NEW YORK — Lower unit prices and delivery delays pressured Bebe Stores’ August same-store sales down a worse-than-expected 17.6 percent, but strength in its profit margins helped elevate its stock on Friday.

The Brisbane, Calif.-based contemporary specialty retailer, which operates 169 stores, also said total sales slid 5.1 percent to $26.2 million for the month versus $27.6 million in August 2001. Last August, comps increased 8.9 percent.

Bebe reported August results on Friday, one day after most of its competitors. (Bebe’s comparable-store sales result for last month was given incorrectly on a chart on page 11, Friday.)

John Kyees, chief financial officer, said on a conference call that comps were down in the mid- to high-double-digit range all four weeks of the month. By region, sales in the Northeast were the strongest, offset by weakness in its home market of San Francisco and in Florida and Washington, D.C.

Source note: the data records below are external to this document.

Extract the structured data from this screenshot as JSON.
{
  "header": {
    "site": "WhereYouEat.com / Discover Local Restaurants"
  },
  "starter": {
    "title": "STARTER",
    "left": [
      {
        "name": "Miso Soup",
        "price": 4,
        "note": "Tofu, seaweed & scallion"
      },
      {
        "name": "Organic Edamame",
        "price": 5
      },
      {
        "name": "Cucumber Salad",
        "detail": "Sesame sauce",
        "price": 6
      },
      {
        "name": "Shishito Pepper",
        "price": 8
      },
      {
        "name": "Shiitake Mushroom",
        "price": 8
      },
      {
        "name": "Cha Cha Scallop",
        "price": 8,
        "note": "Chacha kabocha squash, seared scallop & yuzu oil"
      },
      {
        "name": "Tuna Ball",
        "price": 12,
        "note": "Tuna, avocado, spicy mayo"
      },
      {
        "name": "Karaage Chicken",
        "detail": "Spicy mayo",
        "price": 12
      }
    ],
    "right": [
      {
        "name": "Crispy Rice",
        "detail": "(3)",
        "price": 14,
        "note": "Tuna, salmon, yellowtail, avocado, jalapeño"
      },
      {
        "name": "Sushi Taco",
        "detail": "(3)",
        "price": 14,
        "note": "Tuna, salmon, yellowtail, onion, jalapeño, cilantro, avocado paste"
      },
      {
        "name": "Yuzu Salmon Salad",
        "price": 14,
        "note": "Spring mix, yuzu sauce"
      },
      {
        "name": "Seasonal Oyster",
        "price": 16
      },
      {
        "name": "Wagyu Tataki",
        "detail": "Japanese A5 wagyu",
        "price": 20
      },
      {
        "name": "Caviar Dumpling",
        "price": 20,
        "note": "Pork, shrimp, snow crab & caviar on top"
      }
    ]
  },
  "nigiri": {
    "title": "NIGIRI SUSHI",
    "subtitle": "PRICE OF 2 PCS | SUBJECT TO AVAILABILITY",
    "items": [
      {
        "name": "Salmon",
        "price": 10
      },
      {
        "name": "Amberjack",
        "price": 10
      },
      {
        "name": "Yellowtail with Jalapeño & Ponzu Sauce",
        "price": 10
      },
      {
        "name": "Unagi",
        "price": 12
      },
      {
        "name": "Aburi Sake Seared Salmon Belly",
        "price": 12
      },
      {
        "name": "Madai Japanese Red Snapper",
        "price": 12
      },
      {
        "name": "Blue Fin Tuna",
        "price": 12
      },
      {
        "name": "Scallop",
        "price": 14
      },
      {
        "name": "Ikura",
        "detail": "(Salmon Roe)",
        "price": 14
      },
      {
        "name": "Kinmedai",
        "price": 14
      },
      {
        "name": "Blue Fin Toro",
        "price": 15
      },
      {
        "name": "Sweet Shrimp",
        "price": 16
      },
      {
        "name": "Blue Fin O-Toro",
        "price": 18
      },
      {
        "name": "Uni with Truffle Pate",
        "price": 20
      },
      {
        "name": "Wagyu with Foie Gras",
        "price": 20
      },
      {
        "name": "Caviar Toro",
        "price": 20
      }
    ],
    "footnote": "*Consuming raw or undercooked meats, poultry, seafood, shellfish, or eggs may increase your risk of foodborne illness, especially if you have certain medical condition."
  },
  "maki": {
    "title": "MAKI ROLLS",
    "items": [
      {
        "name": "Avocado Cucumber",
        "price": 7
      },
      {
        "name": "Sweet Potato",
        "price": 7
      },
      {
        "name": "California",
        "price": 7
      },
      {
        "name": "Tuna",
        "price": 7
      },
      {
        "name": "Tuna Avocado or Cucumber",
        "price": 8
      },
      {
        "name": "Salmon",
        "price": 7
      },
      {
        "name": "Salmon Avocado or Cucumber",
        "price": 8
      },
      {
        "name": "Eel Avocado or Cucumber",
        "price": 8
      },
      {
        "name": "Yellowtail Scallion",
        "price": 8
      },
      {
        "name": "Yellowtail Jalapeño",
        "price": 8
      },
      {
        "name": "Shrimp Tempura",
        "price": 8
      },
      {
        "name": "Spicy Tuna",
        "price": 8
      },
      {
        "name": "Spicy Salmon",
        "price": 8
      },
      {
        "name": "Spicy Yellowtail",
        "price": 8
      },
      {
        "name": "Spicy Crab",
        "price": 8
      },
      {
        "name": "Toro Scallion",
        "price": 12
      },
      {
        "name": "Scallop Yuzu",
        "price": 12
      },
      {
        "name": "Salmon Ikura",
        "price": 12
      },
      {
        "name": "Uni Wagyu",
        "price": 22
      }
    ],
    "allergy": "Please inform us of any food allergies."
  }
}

Looking ahead, Kyees said comps are expected to return to positive territory in September, due mostly to easier comparisons, and should finish in the mid- to high-single-digit range. Last September, comps declined 10.2 percent. Comps for the July-August period decreased 13.8 percent. For the first quarter ending Sept. 30, comps are expected to be down in the mid- to high-single digits. Kyees did not comment on earnings expectations, but current consensus estimates are for first-quarter earnings of 22 cents a share versus 25 cents in the year-ago period.

Detailing the quarter, Kyees said retail margins exceeded plan due to fewer markdowns. Inventory on a per-store basis was down roughly 19 percent, but the reduction was due to lower price points as the average unit count per store was flat.

The margin maintenance contributed to a 76-cent, or 5.8 percent, improvement in Bebe’s stock price, which closed at $13.90 in Nasdaq trading Friday. The percentage was even greater than the 3.6 percent pickup registered by the Standard & Poor’s Retail Index, which ended the day at 294.66, up 10.35.

Kimberly Greenberger, a specialty retail analyst at Lehman Bros., said, "Even with the same number of units to sell, the decline in the average price will generate a negative comp," she said, adding that Bebe is likely to get inventory arriving in stores in a more timely matter as early as November.